COLUMBIA — A coalition of business, political and religious groups gathered Wednesday morning in Columbia to call on Congress to reform the nation’s immigration laws, including providing a path to citizenship.
Their public push for change came as two Republican political organizations released a television advertisement supporting the 2014 re-election campaign of Republican Sen. Lindsey Graham’s and Graham’s role in pushing for immigration reform.
S.C. evangelical groups, meanwhile, announced their own radio ad campaign for reform that will be aired on 15 Christian stations across the state to counter a deluge of attack ads targeting Graham, who has been one of the most vocal Republican proponents for granting citizenship to the estimated 11 million people living in the country illegally.
“Many of our neighbors came here seeking opportunity, but our dysfunctional immigration system breaks up families across the U.S.,” the Rev. Jim Goodroe, director of missions at the Spartanburg County Baptist Network, says in the radio ad. “Christ calls evangelicals to compassion and justice. ... Our South Carolina elected officials need your prayers and to hear your voice. Speak out.”
The ads come as South Carolina is emerging as a key battleground in the illegal immigration fight.
While members of the Palmetto State Coalition for Immigration Reform said their effort was separate from the Graham re-election campaign, their morning press conference felt like a Graham campaign event. The coalition showed the advertisement and at least one speaker specifically expressed support for Graham. And press releases from the Republicans for Immigration Reform and the Partnership for a New American Economy were distributed to reporters.
The political consultants who organized the Palmetto State Coalition’s event also work for the New American Economy group, said Shell Suber, vice president of public affairs for the Felkel Group.

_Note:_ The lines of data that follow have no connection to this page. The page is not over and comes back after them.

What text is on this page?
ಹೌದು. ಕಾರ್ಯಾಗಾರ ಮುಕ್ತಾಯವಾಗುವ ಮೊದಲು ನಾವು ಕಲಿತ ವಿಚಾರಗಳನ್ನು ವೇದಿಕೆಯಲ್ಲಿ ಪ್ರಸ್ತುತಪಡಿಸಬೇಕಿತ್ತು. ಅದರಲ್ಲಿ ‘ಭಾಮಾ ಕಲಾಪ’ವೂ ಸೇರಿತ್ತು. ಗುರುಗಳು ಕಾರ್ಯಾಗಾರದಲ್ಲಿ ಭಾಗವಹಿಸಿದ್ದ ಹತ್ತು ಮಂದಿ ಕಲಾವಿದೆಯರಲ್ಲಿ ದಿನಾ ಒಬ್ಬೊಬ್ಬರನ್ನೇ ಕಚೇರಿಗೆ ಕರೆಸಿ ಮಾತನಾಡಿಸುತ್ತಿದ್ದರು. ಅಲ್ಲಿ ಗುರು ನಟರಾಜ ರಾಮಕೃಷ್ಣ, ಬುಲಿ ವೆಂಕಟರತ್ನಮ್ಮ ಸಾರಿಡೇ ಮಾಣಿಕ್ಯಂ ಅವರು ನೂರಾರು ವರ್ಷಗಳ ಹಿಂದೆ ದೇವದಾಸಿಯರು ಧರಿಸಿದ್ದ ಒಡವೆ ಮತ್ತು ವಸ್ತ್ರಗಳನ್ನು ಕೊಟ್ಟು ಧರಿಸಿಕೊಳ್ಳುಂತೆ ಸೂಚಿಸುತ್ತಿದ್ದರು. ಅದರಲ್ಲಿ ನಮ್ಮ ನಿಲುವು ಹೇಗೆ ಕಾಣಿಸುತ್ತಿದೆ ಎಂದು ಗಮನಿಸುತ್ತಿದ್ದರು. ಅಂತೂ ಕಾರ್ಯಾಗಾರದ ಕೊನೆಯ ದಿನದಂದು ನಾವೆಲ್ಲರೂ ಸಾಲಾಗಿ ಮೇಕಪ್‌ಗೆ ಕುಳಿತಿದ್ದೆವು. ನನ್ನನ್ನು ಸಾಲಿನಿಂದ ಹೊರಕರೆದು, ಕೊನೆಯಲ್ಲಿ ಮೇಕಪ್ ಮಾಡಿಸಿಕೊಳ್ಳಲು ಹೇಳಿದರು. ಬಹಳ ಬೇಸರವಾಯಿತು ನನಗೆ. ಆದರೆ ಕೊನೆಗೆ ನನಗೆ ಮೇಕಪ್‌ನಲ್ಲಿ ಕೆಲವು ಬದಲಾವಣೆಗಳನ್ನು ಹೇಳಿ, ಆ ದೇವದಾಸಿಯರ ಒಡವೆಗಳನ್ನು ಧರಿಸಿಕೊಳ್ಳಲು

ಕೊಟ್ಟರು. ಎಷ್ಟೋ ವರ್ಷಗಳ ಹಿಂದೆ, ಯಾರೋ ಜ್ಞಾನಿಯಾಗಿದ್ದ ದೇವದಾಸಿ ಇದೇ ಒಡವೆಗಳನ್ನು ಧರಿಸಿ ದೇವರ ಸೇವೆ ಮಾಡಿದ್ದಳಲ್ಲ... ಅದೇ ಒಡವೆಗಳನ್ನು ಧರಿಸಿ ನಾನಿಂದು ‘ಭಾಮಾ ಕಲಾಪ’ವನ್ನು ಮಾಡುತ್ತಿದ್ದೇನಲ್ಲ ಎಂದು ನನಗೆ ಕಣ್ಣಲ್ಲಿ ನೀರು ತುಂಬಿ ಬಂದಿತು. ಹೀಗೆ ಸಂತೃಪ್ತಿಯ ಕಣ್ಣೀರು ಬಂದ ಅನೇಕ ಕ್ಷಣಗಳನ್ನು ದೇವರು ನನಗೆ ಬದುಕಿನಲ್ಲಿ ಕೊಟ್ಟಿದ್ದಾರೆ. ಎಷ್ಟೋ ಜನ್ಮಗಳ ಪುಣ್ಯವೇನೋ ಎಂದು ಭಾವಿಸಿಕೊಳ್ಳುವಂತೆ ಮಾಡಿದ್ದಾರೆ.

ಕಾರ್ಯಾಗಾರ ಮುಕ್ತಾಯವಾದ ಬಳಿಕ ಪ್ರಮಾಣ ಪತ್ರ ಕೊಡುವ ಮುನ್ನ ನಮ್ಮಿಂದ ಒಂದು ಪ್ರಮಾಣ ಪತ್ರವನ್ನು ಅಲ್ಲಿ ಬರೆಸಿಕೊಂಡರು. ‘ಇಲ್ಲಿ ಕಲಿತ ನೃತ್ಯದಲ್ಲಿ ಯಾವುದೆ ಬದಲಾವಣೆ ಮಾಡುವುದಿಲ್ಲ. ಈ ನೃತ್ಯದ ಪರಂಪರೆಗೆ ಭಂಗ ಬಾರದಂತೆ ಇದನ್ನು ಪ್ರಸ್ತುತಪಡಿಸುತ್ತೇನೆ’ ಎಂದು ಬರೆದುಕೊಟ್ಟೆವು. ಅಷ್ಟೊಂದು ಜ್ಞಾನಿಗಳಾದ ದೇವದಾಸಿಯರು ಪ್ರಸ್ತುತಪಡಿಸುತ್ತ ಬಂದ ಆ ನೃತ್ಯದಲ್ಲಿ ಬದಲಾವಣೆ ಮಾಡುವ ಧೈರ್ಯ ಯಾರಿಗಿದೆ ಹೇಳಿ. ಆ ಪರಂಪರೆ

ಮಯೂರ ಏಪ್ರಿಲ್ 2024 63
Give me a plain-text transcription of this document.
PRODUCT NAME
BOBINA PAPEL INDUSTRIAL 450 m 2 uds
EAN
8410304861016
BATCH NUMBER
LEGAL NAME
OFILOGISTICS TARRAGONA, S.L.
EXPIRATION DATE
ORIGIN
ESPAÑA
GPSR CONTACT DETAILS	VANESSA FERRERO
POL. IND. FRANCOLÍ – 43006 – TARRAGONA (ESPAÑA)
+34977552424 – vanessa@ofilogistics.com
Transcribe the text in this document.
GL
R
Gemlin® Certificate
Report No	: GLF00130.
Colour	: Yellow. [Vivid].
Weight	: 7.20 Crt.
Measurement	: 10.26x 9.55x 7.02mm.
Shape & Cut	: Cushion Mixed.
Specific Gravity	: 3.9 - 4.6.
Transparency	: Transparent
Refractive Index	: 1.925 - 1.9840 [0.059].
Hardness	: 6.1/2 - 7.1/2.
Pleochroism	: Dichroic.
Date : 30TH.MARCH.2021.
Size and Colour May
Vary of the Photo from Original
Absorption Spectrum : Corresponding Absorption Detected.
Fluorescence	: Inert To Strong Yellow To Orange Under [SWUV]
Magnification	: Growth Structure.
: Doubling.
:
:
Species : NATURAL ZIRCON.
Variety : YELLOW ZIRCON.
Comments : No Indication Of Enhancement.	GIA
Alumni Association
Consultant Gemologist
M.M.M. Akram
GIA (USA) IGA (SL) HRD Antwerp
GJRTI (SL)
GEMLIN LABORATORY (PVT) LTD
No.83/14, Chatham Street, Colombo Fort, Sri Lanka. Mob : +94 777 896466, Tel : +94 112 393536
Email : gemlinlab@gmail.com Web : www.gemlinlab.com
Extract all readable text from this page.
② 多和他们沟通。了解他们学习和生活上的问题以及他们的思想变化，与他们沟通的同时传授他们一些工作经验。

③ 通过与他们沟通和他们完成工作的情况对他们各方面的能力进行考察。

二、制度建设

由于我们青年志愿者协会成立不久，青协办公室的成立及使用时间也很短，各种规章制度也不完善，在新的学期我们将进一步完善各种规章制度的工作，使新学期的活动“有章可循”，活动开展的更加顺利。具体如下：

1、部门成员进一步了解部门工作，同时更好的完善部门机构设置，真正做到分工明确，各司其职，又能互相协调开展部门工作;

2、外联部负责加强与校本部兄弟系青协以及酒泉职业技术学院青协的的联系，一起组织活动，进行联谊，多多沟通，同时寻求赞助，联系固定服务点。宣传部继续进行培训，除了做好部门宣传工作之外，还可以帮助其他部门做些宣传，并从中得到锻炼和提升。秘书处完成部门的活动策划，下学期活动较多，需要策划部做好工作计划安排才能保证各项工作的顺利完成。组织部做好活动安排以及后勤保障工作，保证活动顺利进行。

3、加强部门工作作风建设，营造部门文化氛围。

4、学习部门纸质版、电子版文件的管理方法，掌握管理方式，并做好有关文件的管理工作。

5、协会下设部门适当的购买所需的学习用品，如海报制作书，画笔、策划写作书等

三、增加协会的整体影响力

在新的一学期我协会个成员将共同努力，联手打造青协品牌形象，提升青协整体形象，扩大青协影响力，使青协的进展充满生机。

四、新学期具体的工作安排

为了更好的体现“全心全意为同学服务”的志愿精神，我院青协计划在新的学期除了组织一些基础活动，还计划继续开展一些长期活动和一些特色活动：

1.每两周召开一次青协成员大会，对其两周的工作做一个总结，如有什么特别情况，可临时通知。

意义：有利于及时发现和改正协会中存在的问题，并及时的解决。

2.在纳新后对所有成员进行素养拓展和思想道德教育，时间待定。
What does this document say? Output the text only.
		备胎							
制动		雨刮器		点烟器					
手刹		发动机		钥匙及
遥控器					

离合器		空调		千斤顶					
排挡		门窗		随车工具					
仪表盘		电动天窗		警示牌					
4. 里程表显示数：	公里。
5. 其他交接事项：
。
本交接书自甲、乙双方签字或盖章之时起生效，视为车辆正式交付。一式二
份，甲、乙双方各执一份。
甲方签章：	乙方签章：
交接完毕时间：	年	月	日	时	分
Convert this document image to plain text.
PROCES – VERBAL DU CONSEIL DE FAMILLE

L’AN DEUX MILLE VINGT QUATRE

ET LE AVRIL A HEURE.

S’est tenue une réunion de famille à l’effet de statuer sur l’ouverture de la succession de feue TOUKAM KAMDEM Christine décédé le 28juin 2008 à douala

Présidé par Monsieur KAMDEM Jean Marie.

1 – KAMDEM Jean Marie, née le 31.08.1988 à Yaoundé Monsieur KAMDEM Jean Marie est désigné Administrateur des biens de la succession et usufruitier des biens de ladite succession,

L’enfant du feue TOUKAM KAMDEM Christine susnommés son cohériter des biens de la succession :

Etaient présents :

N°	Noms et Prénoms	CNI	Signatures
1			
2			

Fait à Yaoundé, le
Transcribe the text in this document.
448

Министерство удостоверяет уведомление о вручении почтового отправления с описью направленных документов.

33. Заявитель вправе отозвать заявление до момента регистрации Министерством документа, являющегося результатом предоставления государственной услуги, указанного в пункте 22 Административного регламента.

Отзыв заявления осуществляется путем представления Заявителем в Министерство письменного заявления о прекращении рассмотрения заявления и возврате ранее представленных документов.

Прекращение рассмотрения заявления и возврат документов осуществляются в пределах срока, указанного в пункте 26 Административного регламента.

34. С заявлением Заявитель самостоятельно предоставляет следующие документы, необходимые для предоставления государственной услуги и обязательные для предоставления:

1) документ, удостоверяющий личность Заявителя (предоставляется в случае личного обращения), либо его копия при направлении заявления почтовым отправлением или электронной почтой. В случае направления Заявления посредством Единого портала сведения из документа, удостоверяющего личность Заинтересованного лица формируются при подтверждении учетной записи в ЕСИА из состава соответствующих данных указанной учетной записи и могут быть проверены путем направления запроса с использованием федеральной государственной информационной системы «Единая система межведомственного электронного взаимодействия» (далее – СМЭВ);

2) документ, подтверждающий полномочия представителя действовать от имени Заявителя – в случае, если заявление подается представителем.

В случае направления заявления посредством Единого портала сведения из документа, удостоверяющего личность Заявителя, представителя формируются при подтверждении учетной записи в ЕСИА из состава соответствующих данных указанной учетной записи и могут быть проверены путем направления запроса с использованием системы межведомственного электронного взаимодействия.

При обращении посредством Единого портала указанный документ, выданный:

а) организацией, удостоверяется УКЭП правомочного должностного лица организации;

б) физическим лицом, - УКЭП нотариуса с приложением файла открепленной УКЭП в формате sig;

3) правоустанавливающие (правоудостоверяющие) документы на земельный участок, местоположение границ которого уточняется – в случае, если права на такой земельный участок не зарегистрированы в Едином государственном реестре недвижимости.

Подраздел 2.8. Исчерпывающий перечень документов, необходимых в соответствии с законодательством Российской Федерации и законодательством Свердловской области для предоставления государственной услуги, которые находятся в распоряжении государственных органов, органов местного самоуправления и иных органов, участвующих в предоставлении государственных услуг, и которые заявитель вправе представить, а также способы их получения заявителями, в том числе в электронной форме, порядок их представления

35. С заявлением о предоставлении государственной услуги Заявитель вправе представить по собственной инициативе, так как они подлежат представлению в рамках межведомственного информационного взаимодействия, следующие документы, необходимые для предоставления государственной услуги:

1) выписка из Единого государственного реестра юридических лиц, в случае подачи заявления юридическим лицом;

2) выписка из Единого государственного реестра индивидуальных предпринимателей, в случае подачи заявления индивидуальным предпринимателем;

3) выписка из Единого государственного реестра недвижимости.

The Palmetto State Coalition has sent a letter to Graham and U.S. Sen. Tim Scott, R-S.C., urging them to make a serious attempt to reform the nation’s immigration policy. The letter cited the state’s agriculture, manufacturing and tourism industries that rely on foreign workers. The letter was signed by 17 organizations and individuals, including the Greater Columbia Chamber of Commerce, University of South Carolina president Harris Pastides, the Columbia Urban League as well as businessmen and a member of the S.C. Republican Party’s national committee member.
Ike McLeese, president of the Columbia chamber, said the coalition wants to take advantage of a mood in Washington that appears ready to make changes to immigration policy. Political leaders need to make tough decisions on how to deal with the more than 11 million illegal immigrants that are estimated to be in the country.
“To continue to hide that or pretend it doesn’t exist is sure folly,” McLeese said.
McLeese also said reform is vital to the state’s economy, not only because immigrants are the backbone of the agriculture and tourism industries. Every year, hundreds of foreign students earn degrees from the state’s major universities and then are forced to return home where they compete against the U.S. economy, McLeese said.
“Our immigration laws make it very difficult to remain in the United States and do business here,” he said.
Larry McKenzie of the S.C. Farm Bureau said farmers have been asking for immigration reform for years. They want an expanded visa program that allows more workers into the country and a program where compliance is not as expensive as it is now, he said.
Wednesday’s call for change also comes as the national Republican Party shifts its immigration policy. For years, the party appealed to a base of supporters by resisting any reform that might allow illegal immigrants to stay in the country. Graham felt the brunt of that policy during his last re-election campaign, in 2008, when he was heavily criticized for his bipartisan support for reform.
At the time, South Carolina was considering its own immigration reform with the intent to drive illegal immigrants out of the state. At Statehouse rallies, people passed out anti-Graham material, including bumper stickers calling the senator a traitor. One read, “Deport Lindsey Graham south of the border.”
As a result of that political pressure and an election on the line, Graham backed off. Now that Republicans are embracing reform, Graham is once again participating in the conversation. And he’s receiving support from the political action committees and other groups who want change.
McKenzie said the Farm Bureau and other groups hope to take advantage of changing political winds on immigration reform.
“You’re seeing some of those extreme positions being eroded,” he said. “Now is the time to get something done.”
Tammy Besherse, an attorney with the S.C. Appleseed Legal Justice Center, has been part of the immigration reform effort for eight years and is a member of the South Carolina Immigration Coalition. She had not heard of the Palmetto Coalition until Wednesday.
But she welcomes the new voices in the fight for change.
“A lot of groups recognize we need some type of comprehensive immigration reform,” Besherse said. “It’s unrealistic to deport that many people. Physically, it’s not possible. Financially, it’s not possible.”
Franco Ordonez of McClatchy Newspapers’ Washington Bureau contributed.